The second, much shorter, phase of the assessment is where the therapist looks at the pelvic muscle itself. Dr. Kalisiak noted that the “gold standard” way to assess it is to do an internal exam, much like a gynecological exam, allowing the therapist to feel the muscle at rest and when it contracts. It also lets them ascertain any scarring or scar tissue and alerts them to any soreness or tenderness you may feel to the touch. Throughout this quick exam, you discuss how it feels all the way through. 


The internal exam is considered the “gold standard” because therapists understand that women come in for PT for a variety of reasons. If pain is a big issue, an internal exam may be uncomfortable. Likewise, your personal comfort is taken into account. The internal exam can wait until you are more comfortable if need be.

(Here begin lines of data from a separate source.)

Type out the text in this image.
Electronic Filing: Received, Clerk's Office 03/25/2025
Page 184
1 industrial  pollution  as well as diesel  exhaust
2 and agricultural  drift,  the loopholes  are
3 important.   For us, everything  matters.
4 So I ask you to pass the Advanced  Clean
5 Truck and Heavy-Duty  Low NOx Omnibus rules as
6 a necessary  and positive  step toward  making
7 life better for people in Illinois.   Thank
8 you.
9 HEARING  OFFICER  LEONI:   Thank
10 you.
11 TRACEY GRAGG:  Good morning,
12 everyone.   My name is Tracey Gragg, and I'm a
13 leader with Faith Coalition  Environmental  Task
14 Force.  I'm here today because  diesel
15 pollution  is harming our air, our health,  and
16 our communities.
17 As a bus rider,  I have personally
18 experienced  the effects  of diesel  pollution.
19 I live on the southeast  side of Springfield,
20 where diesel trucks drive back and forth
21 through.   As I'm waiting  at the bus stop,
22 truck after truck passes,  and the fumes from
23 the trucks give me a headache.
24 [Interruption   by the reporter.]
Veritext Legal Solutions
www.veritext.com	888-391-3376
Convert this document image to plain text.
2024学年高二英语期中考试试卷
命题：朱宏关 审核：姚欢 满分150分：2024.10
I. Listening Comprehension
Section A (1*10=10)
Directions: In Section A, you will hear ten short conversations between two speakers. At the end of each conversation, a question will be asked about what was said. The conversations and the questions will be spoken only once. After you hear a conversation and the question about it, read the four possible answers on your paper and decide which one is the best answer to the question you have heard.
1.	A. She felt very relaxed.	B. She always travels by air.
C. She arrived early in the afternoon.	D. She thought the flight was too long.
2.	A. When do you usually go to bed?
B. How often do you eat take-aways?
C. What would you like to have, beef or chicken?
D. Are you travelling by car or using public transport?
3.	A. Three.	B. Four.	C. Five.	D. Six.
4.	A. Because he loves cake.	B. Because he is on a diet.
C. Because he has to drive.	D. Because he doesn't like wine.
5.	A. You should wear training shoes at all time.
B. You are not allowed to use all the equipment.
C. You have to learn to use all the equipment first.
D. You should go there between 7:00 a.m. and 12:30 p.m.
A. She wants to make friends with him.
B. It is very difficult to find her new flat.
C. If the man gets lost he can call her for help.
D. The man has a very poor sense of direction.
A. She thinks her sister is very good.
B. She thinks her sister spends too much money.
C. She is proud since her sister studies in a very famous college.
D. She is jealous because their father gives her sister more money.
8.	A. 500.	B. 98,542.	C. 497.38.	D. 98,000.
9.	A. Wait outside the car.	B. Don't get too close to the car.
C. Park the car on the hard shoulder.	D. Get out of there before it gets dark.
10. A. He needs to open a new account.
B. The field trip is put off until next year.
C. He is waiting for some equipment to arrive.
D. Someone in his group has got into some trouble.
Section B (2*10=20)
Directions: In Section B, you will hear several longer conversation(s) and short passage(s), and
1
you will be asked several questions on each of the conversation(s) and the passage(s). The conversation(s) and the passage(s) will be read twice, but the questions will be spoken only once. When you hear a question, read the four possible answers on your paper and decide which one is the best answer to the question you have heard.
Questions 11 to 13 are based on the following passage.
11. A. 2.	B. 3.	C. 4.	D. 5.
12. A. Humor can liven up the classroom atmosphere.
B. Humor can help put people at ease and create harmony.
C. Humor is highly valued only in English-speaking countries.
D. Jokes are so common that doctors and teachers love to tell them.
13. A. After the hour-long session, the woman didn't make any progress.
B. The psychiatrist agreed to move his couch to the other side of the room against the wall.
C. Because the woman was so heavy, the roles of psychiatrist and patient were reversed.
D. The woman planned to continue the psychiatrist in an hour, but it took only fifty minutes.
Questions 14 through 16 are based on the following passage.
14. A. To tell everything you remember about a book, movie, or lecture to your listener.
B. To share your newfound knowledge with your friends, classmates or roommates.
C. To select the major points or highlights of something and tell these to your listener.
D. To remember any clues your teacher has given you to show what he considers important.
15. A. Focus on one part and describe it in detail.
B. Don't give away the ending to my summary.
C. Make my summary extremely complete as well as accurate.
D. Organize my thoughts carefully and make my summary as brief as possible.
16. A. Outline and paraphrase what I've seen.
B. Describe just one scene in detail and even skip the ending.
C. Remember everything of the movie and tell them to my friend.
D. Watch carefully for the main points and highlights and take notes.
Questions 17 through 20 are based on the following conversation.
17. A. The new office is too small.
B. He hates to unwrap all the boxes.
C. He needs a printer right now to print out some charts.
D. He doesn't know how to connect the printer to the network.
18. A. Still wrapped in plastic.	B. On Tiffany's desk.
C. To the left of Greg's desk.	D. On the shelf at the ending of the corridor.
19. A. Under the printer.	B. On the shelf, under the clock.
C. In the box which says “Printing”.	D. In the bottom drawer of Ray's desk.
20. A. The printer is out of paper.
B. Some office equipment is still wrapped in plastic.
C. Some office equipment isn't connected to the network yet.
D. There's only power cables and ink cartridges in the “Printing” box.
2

Once the exam is complete, you will get dressed and discuss the findings. Often the things that bring women into PT, such as weak muscles, bladder leakage, or pain with intimacy, can be pinpointed within an initial session. You may discover you have strength issues or that scar tissue is causing problems. Some of your muscles may be unable to coordinate together. Whatever your specific issues are, you will go home from that first appointment with a good idea of your needs, and you will be given some tools to get started. Your therapist will set a plan into motion.



How soon after childbirth can I visit a pelvic floor physical therapist?


Dr. Kalisiak stresses that ideally, you should have your six-week appointment with your OB/GYN or midwife before pursuing PT. Those first six weeks, your body is healing internally, and you need to give yourself the time for that healing to take place. Occasionally, a woman may have significant pain or concerns that warrant PT earlier, however, in those cases, internal exams are rare as the pelvic area is not yet ready. 


The biggest, most comforting tidbit that I took away from this discussion is that it is never too late for pelvic floor PT — even in my case, where my oldest child has already hit adulthood, and my body went through three subsequent pregnancies, after which I did not do any follow-up to address muscle strength and health. Even for me, it is not too late. So please don’t give up and assume that living with the symptoms is just part of being a mom.